Пока не появилось это темное существо. Отказывавшееся исчезать.
* * *
– Вы пытались поговорить с ним еще раз? – спросил прокурор.
– И сказать что? – ответил вопросом старший суперинтендант Гамаш.
Со свидетельского места он видел людей на галерее, обмахивающихся веерами из листов бумаги, чтобы создать хоть какое-то подобие ветерка в этой удушающей жаре.
– Ну, вы могли бы спросить, что он там делает.
– Я уже спрашивал. И при других обстоятельствах вы бы спросили у меня, почему я, офицер полиции, нарушаю права гражданина, который просто стоит в парке и никого не трогает.
– Гражданина в маске, – уточнил прокурор.
– И опять же, ношение маски не преступление, – ответил Гамаш. – Хотя это абсолютно неестественно. И я не собираюсь вам говорить, будто меня это радовало. Отнюдь. Но я ничего не мог сделать.

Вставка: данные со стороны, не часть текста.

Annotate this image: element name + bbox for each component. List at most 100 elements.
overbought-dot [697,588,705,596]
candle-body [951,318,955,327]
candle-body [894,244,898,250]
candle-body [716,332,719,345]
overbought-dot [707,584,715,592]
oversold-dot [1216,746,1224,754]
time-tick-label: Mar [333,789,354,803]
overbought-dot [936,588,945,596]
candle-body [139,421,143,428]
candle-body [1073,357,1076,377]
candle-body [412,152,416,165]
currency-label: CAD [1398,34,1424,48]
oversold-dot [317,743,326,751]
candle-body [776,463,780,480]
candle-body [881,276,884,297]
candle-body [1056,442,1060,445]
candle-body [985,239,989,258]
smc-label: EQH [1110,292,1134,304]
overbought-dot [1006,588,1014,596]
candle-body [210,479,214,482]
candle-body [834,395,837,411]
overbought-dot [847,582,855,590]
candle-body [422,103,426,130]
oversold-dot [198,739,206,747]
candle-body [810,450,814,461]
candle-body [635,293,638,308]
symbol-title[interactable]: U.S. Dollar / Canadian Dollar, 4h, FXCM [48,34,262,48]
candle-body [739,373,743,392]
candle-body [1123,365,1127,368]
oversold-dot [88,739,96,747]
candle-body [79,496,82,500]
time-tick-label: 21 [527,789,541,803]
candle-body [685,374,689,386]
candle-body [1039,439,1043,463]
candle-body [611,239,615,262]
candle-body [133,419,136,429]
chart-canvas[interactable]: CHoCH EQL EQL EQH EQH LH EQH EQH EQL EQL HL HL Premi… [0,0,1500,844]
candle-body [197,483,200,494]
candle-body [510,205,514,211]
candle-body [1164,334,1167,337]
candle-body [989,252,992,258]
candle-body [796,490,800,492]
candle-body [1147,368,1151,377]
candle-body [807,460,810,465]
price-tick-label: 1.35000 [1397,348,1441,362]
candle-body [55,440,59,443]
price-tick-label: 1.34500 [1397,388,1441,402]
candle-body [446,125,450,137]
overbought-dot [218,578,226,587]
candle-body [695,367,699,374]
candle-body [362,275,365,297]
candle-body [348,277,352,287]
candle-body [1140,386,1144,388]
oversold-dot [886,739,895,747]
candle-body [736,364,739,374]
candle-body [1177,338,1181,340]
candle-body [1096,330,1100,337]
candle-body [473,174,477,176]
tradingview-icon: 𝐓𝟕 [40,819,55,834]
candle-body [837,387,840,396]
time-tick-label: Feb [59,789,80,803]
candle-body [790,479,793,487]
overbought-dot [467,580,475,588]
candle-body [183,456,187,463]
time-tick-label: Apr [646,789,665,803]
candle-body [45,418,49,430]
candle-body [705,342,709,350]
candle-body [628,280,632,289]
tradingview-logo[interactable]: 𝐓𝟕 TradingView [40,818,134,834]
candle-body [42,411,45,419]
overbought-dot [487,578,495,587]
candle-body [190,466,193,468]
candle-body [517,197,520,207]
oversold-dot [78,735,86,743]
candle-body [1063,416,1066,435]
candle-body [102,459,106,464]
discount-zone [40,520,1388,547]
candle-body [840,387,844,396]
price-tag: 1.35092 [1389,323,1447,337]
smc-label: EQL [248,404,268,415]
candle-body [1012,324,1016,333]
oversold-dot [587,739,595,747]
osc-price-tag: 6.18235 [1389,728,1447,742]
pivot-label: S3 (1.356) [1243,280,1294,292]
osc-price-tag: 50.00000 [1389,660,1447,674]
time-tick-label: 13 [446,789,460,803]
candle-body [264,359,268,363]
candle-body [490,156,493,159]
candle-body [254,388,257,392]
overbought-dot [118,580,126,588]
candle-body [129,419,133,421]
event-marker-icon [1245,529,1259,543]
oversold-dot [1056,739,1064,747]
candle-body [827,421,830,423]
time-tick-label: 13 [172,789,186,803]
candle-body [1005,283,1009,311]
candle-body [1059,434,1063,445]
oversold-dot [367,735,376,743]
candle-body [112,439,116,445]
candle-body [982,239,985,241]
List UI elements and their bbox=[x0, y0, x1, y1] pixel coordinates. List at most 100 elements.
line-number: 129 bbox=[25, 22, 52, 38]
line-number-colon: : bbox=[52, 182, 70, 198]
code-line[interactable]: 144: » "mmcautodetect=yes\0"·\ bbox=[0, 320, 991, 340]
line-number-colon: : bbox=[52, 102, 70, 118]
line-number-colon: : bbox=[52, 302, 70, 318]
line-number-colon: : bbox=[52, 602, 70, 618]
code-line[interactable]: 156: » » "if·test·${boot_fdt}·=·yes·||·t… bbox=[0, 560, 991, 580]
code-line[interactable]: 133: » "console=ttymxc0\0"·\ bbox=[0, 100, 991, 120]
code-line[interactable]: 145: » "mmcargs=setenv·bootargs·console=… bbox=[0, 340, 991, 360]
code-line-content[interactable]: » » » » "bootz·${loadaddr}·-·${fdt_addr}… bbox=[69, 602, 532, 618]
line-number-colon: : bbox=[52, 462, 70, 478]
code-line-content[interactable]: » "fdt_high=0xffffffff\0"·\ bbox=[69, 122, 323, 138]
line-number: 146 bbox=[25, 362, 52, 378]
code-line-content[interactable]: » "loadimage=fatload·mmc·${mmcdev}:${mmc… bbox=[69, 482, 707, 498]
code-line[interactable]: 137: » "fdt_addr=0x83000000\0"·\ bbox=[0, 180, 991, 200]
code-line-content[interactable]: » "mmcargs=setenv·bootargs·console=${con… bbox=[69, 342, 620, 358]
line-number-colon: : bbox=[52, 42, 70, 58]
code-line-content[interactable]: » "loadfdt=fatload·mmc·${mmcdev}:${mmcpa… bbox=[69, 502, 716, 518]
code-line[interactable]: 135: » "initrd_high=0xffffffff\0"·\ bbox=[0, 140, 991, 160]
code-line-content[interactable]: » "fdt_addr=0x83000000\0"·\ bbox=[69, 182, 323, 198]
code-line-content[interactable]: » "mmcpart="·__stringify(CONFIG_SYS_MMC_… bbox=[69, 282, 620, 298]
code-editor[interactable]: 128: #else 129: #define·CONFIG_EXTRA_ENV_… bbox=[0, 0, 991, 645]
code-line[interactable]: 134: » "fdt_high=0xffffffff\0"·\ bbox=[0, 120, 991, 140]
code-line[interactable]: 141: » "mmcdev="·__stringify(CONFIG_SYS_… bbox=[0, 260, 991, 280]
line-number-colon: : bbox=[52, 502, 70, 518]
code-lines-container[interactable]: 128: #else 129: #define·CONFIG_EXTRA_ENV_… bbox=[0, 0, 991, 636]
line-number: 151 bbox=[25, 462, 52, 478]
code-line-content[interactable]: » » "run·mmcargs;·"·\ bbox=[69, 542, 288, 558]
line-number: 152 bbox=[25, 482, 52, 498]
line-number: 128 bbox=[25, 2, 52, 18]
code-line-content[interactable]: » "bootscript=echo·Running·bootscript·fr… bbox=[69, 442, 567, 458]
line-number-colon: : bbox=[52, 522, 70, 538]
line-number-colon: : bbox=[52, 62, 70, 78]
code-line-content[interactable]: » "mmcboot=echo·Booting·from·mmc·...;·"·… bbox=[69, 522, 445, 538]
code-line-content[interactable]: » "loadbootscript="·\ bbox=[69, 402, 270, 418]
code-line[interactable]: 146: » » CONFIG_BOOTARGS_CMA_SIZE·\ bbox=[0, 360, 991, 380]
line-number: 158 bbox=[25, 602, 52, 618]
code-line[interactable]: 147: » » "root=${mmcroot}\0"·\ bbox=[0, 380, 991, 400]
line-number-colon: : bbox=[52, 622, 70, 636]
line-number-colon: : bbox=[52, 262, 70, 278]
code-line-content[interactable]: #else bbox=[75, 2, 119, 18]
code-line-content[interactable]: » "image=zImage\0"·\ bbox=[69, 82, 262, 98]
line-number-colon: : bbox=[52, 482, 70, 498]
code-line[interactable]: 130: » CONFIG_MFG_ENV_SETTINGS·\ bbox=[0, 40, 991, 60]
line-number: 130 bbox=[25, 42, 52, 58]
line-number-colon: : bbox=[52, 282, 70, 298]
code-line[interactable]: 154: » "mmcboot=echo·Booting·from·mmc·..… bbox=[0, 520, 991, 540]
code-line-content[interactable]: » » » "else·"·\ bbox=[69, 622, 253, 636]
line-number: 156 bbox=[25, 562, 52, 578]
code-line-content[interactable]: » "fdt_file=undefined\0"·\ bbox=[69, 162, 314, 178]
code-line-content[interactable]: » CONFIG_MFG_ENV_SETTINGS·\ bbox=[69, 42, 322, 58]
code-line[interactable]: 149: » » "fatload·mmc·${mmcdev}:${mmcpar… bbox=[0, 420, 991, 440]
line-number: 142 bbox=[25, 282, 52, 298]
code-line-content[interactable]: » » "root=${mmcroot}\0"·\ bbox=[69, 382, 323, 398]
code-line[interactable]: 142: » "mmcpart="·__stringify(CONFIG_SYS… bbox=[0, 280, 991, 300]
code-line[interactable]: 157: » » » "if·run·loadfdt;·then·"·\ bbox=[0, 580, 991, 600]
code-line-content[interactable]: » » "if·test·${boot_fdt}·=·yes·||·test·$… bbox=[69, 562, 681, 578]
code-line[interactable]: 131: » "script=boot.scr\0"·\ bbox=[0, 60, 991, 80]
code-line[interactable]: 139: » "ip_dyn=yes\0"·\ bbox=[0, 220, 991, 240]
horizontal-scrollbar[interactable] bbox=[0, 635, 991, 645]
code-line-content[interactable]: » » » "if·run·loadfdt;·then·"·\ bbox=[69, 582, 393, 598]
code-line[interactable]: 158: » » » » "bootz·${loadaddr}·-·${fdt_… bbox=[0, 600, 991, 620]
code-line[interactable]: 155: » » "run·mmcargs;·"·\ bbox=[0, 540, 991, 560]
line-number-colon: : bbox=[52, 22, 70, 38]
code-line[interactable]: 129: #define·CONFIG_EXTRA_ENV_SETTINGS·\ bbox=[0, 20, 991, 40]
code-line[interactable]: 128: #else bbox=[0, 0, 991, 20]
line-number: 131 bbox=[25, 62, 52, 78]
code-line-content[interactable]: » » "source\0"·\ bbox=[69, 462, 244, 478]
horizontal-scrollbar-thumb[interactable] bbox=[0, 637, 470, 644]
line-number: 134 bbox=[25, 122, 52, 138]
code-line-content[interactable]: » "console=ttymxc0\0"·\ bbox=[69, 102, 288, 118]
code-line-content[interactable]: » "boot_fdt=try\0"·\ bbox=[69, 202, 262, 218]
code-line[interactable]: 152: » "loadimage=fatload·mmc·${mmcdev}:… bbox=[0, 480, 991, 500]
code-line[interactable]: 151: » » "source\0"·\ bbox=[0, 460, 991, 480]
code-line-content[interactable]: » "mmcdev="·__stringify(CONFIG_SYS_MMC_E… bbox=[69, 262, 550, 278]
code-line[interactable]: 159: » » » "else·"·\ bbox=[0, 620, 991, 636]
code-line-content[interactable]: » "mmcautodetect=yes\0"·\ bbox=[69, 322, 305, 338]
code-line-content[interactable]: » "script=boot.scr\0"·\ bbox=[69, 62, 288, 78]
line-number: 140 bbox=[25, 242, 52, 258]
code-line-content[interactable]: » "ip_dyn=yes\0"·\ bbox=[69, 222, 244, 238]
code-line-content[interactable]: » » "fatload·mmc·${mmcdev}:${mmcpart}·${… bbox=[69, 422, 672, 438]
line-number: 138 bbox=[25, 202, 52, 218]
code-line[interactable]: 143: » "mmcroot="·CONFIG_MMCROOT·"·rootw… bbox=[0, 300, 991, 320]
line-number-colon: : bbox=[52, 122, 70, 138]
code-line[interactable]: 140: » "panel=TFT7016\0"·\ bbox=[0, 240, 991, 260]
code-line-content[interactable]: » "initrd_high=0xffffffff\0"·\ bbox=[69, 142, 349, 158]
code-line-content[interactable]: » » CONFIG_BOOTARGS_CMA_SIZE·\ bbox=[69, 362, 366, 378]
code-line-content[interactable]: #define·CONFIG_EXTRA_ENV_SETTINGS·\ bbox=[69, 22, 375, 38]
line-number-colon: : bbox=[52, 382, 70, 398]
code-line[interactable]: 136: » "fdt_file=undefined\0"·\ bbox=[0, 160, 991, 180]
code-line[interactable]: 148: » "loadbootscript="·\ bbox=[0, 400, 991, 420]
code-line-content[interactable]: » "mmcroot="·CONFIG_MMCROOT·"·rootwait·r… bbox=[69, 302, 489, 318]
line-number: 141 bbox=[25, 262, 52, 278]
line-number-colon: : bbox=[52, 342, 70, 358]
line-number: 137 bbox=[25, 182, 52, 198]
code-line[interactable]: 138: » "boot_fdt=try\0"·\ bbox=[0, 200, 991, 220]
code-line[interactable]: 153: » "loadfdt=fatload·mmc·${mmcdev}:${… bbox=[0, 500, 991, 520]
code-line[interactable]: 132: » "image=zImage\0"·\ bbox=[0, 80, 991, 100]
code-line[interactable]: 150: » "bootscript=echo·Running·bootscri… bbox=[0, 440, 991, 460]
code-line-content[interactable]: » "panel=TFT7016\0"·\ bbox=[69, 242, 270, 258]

После его слов по залу прокатился шумок. Кто-то соглашался, кто-то считал, что повел бы себя иначе. И уж конечно, глава полиции должен был что-то предпринять.
Гамаш слышал осуждение в этом шумке и понимал, чем оно обосновано. Но находившиеся сейчас в зале суда обладали полной информацией о случившемся.
И он по-прежнему знал, что никак не мог остановить это.
Смерть очень трудно остановить, если она взяла косу в руки.
– Чем вы занимались в тот вечер?
– Пообедали, посмотрели телевизор, потом мадам Гамаш легла спать.
– А вы?
– Я сварил кофе и ушел к себе в кабинет.
– Работать?
– Я не стал включать свет. Сидел в темноте и наблюдал.
* * *
Одна темная фигура наблюдала за другой.
У Гамаша, сидящего в своем кабинете, создалось впечатление, будто что-то немного изменилось.
Темная фигура шевельнулась, чуть изменила положение.
И теперь смотрела на него.
* * *
– Как долго вы там оставались?
– Час, может, больше. Наблюдать было трудно. Темная фигура в темноте. Когда я вывел погулять собак, его уже не было.
– Значит, он мог уйти в любое время? Даже сразу после того, как вы сели. Вы ведь не видели, как он уходил?
– Не видел.
– Вы не могли задремать?
– Мог, но, вообще-то, я человек, привычный к слежке.
– К наблюдению за другими. У вас с ним это общее, – сказал Залмановиц.